An intriguing finding was that despite a short median progression-free survival (2.7 months), at a median follow up of 15.7 months, the median overall survival was not reached. This is a notable finding in a disease with such a poor prognosis and a heavily pretreated population, which suggests that PD-L1 blockade may have a priming or sensitizing effect for subsequent lines of therapy. It also brings into question whether some of those patients were inadvertently designated as having progression events according to the available criteria, whereas in reality, some of those events may have represented pseudoprogression.

In addition, using only a high PD-L1 expression status, per the score used, seems to fill a gap as a potential predictor of deriving benefit from such therapy. The performance of the score in comparison with the conventional use of PD-L1 immunohistochemical (IHC) staining of tumor cells is yet to be addressed, and proof of reproducibility would be encouraging for broader application of the score.

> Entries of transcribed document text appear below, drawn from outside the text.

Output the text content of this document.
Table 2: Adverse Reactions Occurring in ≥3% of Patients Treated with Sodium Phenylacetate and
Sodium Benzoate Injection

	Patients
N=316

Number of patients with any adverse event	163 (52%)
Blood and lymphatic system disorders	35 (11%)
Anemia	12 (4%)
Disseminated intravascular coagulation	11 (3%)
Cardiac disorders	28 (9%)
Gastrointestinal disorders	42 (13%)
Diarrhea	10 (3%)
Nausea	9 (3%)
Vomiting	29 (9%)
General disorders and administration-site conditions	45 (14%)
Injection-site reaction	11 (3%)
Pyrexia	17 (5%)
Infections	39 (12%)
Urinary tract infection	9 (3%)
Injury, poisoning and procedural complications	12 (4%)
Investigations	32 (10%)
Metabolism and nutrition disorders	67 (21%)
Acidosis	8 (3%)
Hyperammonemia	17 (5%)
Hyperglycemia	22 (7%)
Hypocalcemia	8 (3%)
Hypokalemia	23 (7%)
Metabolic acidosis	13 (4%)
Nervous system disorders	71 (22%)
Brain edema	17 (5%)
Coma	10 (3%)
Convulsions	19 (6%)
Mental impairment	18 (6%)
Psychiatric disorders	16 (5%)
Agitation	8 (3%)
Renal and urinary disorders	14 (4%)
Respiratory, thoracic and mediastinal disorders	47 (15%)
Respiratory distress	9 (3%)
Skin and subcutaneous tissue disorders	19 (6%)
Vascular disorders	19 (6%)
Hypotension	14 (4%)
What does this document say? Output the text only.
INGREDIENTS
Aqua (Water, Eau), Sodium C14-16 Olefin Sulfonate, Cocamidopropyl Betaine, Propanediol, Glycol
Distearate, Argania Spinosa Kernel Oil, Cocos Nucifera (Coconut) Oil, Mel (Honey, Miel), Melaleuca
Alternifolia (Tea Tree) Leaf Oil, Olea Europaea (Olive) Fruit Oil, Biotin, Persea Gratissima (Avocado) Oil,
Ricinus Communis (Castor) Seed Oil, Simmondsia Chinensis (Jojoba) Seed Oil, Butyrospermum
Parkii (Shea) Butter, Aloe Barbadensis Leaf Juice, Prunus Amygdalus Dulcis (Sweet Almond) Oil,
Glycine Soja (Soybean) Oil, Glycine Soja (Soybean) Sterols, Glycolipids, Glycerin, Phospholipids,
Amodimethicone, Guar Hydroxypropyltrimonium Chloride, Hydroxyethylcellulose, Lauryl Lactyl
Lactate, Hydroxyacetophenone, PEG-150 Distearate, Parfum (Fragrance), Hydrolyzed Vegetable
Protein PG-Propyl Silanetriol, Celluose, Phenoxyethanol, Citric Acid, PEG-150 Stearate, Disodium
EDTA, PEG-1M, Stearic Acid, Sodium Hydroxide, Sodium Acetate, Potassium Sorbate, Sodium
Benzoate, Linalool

There were no grade 4 adverse events, but 1 patient in this report showed signs of disease progression immediately after the first dose of avelumab, a phenomenon reported with PD-1/PD-L1 inhibitors in different malignancies, perhaps most extensively studied in the population of patients with non–small-cell lung cancer.⁵ 

In a mouse model of T-cell lymphoma, the absence of PD-1 in peripheral T cells triggered the development of an aggressive lymphoma that exhibited the same features as a human T cell lymphoma.⁶  Clinically, this phenomenon has also been reported in the first 3 patients treated on a phase 2 study of nivolumab therapy (a PD-1 inhibitor) in patients with adult T-cell lymphoma/leukemia (ATLL), resulting in discontinuation of the trial. All those patients progressed rapidly after a single infusion.⁷  The subsequent work by Rauch et al⁸  investigating those 3 patients suggested a possible tumor-suppressive role for PD-1 in patients with ATLL, and that the aggressive vs indolent behavior of ATLL may be a reflection of the immune response of those subsets of patients rather than an intrinsic feature of the ATLL cells. Most cases of ENKTL are derived from NK cells but some cases may have a clonal T-cell origin,⁹  and the impact of the cells of origin and the tumor immune microenvironment on the type of response to immunotherapy is another gap that needs to be filled.

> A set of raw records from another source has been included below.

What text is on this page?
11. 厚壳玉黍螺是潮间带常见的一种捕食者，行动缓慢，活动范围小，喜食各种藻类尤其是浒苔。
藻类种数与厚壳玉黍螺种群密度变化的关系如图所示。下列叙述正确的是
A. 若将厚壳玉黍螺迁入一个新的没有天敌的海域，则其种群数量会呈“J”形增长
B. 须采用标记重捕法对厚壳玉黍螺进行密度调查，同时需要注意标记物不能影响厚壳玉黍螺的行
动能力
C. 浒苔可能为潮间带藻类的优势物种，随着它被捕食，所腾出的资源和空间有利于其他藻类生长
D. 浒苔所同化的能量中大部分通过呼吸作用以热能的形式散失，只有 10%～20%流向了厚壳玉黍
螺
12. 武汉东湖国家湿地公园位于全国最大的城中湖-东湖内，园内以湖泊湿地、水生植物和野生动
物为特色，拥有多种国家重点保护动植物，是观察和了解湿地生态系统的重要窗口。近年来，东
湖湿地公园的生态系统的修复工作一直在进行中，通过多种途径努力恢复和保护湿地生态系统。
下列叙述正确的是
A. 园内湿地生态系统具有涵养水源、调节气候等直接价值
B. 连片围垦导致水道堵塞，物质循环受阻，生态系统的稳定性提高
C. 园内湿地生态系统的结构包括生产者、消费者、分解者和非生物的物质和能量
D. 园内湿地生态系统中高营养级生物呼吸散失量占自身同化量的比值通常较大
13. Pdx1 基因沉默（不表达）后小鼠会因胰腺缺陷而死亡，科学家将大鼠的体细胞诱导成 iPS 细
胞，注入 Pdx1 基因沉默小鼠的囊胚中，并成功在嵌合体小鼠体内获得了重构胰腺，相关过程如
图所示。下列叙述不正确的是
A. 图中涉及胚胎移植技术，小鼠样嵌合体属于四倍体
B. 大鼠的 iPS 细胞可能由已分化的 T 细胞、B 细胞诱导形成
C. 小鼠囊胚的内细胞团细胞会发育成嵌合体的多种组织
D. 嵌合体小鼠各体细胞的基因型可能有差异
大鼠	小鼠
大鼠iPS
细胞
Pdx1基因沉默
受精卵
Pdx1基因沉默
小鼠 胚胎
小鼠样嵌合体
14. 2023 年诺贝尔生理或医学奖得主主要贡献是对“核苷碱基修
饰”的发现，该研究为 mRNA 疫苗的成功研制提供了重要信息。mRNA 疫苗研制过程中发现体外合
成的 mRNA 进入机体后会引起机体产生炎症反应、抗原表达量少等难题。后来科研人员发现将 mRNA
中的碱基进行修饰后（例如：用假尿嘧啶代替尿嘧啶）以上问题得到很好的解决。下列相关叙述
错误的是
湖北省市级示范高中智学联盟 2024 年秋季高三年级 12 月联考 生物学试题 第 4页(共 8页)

The phenomena of pseudoprogression and hyperprogression continue to complicate treatment with PD-1 and PD-L1 inhibitors, which highlights the need for reassessment of response assessment criteria to be explored in clinical trials of immunotherapy in ENKTL and other subtypes of NHL. An insightful precedent was the development of the iRECIST criteria for use in oncology clinical trials of immunotherapy to avoid stopping immunotherapy too early in those patients deriving benefit despite imaging that generates concern for progression. Unfortunately, as planned, this study did not meet its planned number of CRs per a Simon 2-stage design, which leaves another gap on whether an enriched population with high PD-L1 expression per the used score would have achieved similar responses and durability. The recurring reports of hyperprogression in the studies of the uncommon forms of NHL with relatively small sample size calls for further investigation into underlying mechanisms of such responses. The risk-benefit balance is critical in this scenario and would have an impact on timing for using such therapy (earlier vs later lines of therapy) because only a small percentage of patients are expected to be salvageable if they develop hyperprogression with these agents.

In summary, this report adds to the body of evidence for the activity of checkpoint (PD-1 and now PD-L1) inhibitors in ENKTL and serves as a useful reminder of the spectrum of responses of such agents, reconsideration of clinical trial design with particular agents, and the continued pursuit of filling our knowledge gaps in uncommon diseases.